PAOLO PIVETTIUna fonderia napoleonica

tra i segreti di Milano 

di Paolo Pivetti  

Tra i segreti di Milano, e sono in pochi a saperlo, c’è una fonderia napoleonica. È una storia curiosa, e per raccontarla dobbiamo portarci in un vecchio quartiere della città, che si chiama Isola. Perché “isola”? Perché l’avvento della ferrovia, all’inizio del Novecento, tagliò la comuncazione diretta col centro, trasformando questo ricco agglomerato di case e di chiese in un’”isola”. FONDERIE NAPOLEONE MILANO

Il monumento più noto dell’Isola, e anche il più glorioso, è il santuario di Santa Maria alla Fontana. Qui una fonte miracolosa dispensava le sue grazie ai devoti sin dal Quattrocento. Santa Maria alla Fontana, che, pur dopo le trasformazioni dei secoli tuttora si può ammirare insieme col suo chiostro a emiciclo, fu retta prima dai Certosini poi, a partire dal Settecento, dall’ordine di S. Francesco da Paola. Il luogo, fuori dalle antiche mura Spagnole, era fiorente di agricoltura e di attività contadine.
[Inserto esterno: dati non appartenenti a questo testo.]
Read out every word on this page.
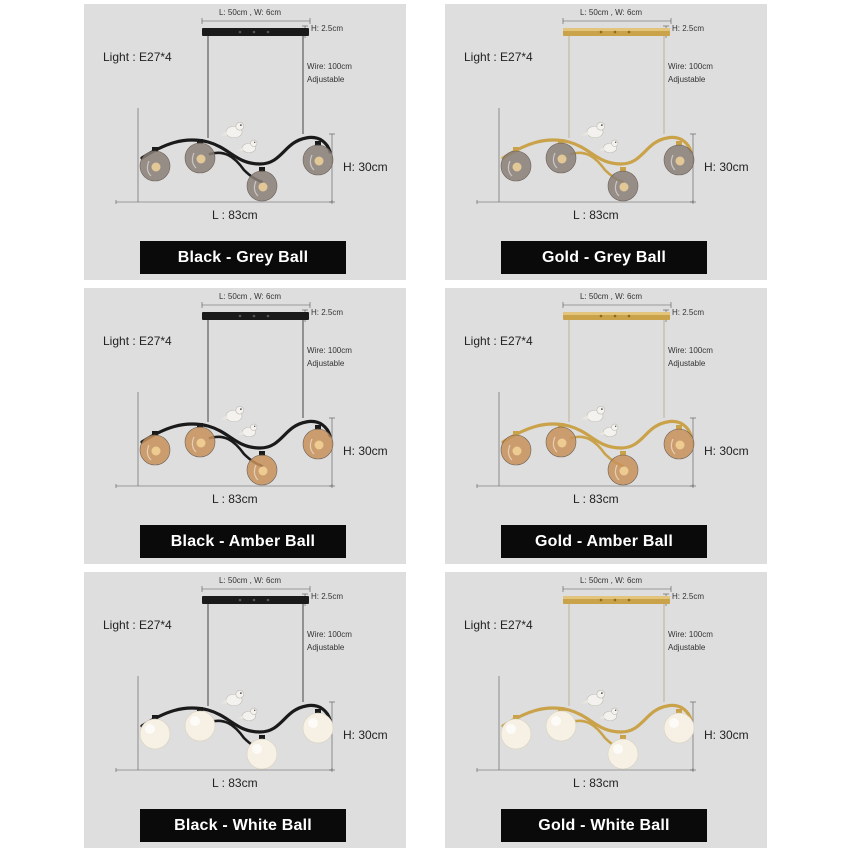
L: 50cm , W: 6cm
H: 2.5cm
Light : E27*4
Wire: 100cm
Adjustable
H: 30cm
L : 83cm
Black - Grey Ball
L: 50cm , W: 6cm
H: 2.5cm
Light : E27*4
Wire: 100cm
Adjustable
H: 30cm
L : 83cm
Gold - Grey Ball
L: 50cm , W: 6cm
H: 2.5cm
Light : E27*4
Wire: 100cm
Adjustable
H: 30cm
L : 83cm
Black - Amber Ball
L: 50cm , W: 6cm
H: 2.5cm
Light : E27*4
Wire: 100cm
Adjustable
H: 30cm
L : 83cm
Gold - Amber Ball
L: 50cm , W: 6cm
H: 2.5cm
Light : E27*4
Wire: 100cm
Adjustable
H: 30cm
L : 83cm
Black - White Ball
L: 50cm , W: 6cm
H: 2.5cm
Light : E27*4
Wire: 100cm
Adjustable
H: 30cm
L : 83cm
Gold - White Ball
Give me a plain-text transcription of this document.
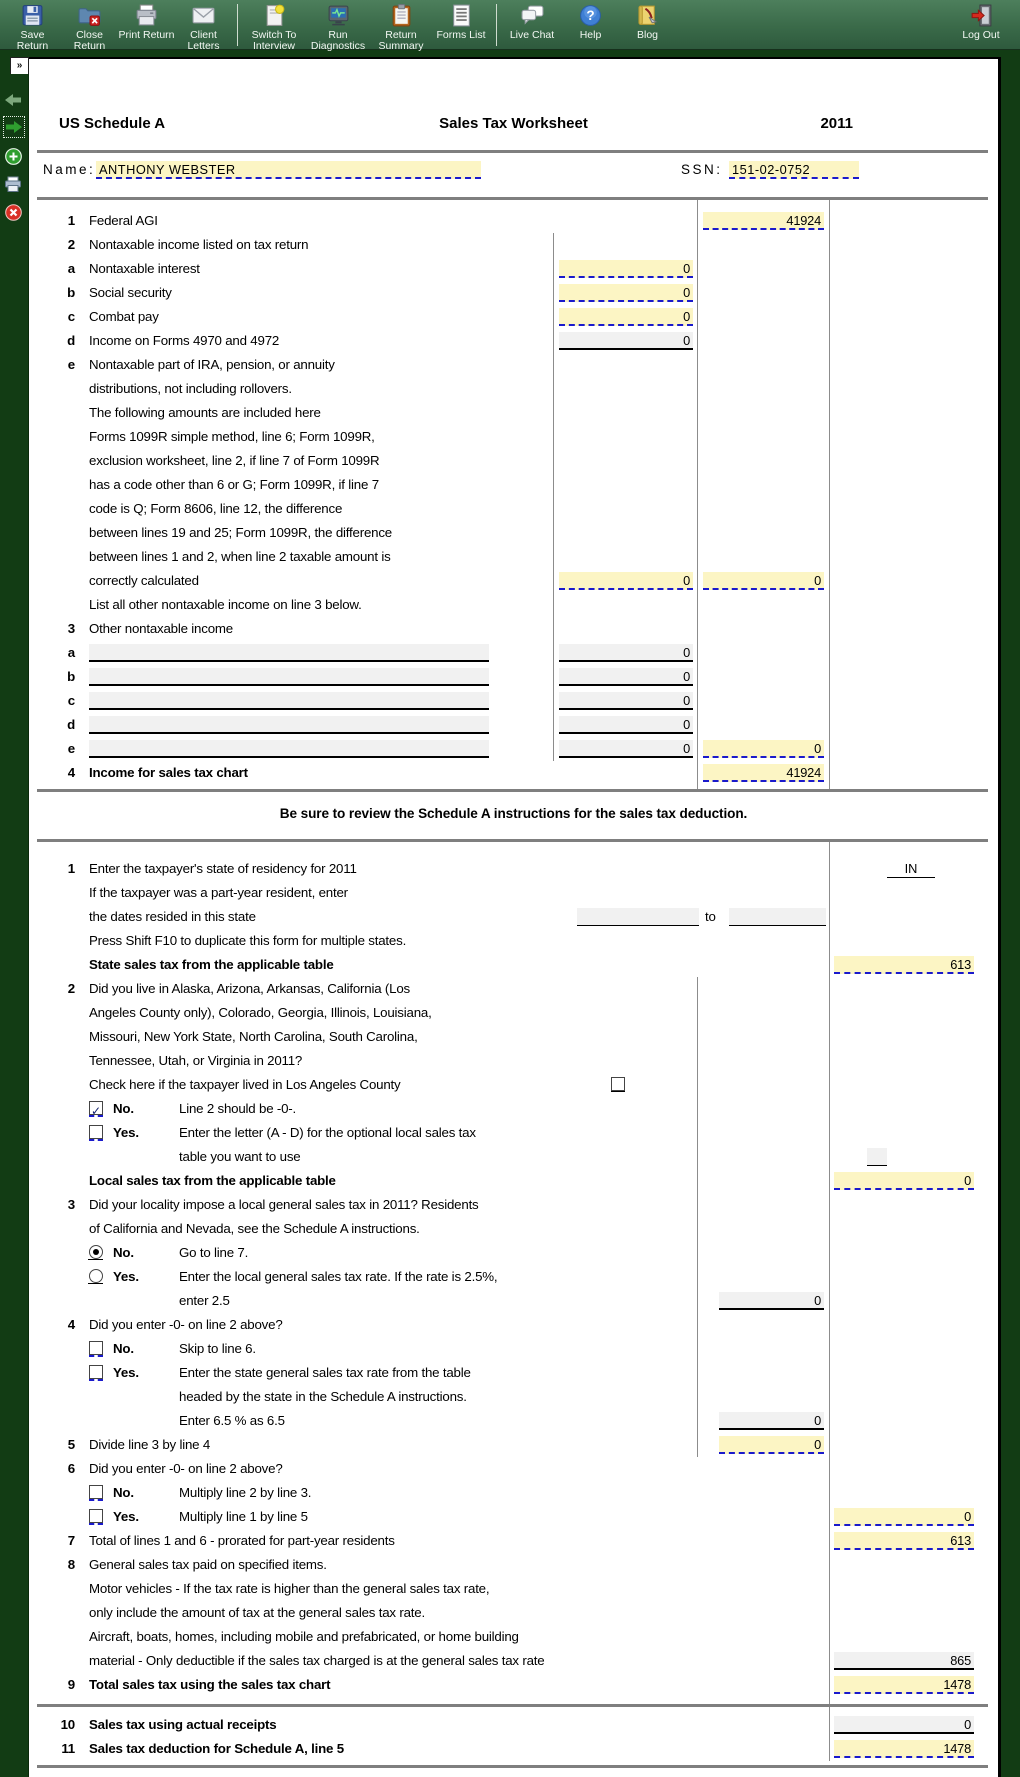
Save Return
Close Return
Print Return	Client Letters
Switch To Interview
Run Diagnostics
Return Summary
Forms List Live Chat
?
Help	Blog	Log Out
»
US Schedule A	Sales Tax Worksheet	2011
Name: ANTHONY WEBSTER	SSN: 151-02-0752
1 Federal AGI	41924
2 Nontaxable income listed on tax return
a Nontaxable interest	0
b Social security	0
c Combat pay	0
d Income on Forms 4970 and 4972	0
e Nontaxable part of IRA, pension, or annuity
distributions, not including rollovers.
The following amounts are included here
Forms 1099R simple method, line 6; Form 1099R,
exclusion worksheet, line 2, if line 7 of Form 1099R
has a code other than 6 or G; Form 1099R, if line 7
code is Q; Form 8606, line 12, the difference
between lines 19 and 25; Form 1099R, the difference
between lines 1 and 2, when line 2 taxable amount is
correctly calculated	0	0
List all other nontaxable income on line 3 below.
3 Other nontaxable income
a	0
b	0
c	0
d	0
e	0	0
4 Income for sales tax chart	41924
Be sure to review the Schedule A instructions for the sales tax deduction.
1 Enter the taxpayer's state of residency for 2011	IN
If the taxpayer was a part-year resident, enter
the dates resided in this state	to
Press Shift F10 to duplicate this form for multiple states.
State sales tax from the applicable table	613
2 Did you live in Alaska, Arizona, Arkansas, California (Los
Angeles County only), Colorado, Georgia, Illinois, Louisiana,
Missouri, New York State, North Carolina, South Carolina,
Tennessee, Utah, or Virginia in 2011?
Check here if the taxpayer lived in Los Angeles County
✓
No.	Line 2 should be -0-.
Yes.	Enter the letter (A - D) for the optional local sales tax
table you want to use
Local sales tax from the applicable table	0
3 Did your locality impose a local general sales tax in 2011? Residents
of California and Nevada, see the Schedule A instructions.
No.	Go to line 7.
Yes.	Enter the local general sales tax rate. If the rate is 2.5%,
enter 2.5	0
4 Did you enter -0- on line 2 above?
No.	Skip to line 6.
Yes.	Enter the state general sales tax rate from the table
headed by the state in the Schedule A instructions.
Enter 6.5 % as 6.5	0
5 Divide line 3 by line 4	0
6 Did you enter -0- on line 2 above?
No.	Multiply line 2 by line 3.
Yes.	Multiply line 1 by line 5	0
7 Total of lines 1 and 6 - prorated for part-year residents	613
8 General sales tax paid on specified items.
Motor vehicles - If the tax rate is higher than the general sales tax rate,
only include the amount of tax at the general sales tax rate.
Aircraft, boats, homes, including mobile and prefabricated, or home building
material - Only deductible if the sales tax charged is at the general sales tax rate	865
9 Total sales tax using the sales tax chart	1478
10 Sales tax using actual receipts	0
11 Sales tax deduction for Schedule A, line 5	1478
I religiosi, per collegarlo col centro della città, realizzarono persino un grande viale che collegava la basilica alle mura di porta Volta; forse il tracciato era quello che oggi ritroviamo tra via Borsieri e corso Como.FONDERIE NAPOLEONE MILANO.2 Allora, in quello scorcio di fine Settecento, il quartiere non era ancora un’”isola”, la ferrovia era di là da venire. Ma proprio in quegli anni, prima del treno, arrivò un visitatore ben più temibile: nientemeno che Napoleone. Al termine della Campagna d’Italia, tra il 1796 e il 1798, Napoleone sceglie quella zona decentrata come centro di rifornimento per le sue truppe di stanza a Milano. Espropria la basilica di Santa Maria alla Fontnana, il convento, tutte le costruzioni religiose, e vi insedia le salmerie: carri, quadrupedi, e tutto ciò che serve per il trasporto di armi, munizioni e viveri. Napoleone requisì anche le campane della basilica e delle chiese vicine e decise di fonderle per farne cennoni. Ma per far questo gli serviva una vera e propria fonderia. Nessun problema: alcuni locali del convento vennero adibiti all’uopo. Dopo la campagna militare, nel 1806 Eugenio di Beuharnais, viceré d’Italia, affidò alla famiglia Manfradini quella che sarebbe divenuta un’importante fonderia d’arte: la fonderia Napoleonica Eugenia. Qui per tutto l’Ottocento vennero prodotte importanti opere di scultura, monumenti che che sono tuttora presenti nella città. Tra questi, il monumento equestre a Vittorio Emanuele II opera di Ercole Rosa, che tuttora si fa ammirare e fotografare dai turisti in piazza del Duomo. FONDERIE NAPOLEONE MILANO.1 

Un’officina dove il bronzo delle campane requisite a varie chiese e santuari veniva fuso in cannoni per l’esercito del condottiero che nel frattempo conduceva la sua Campagna d’Italia.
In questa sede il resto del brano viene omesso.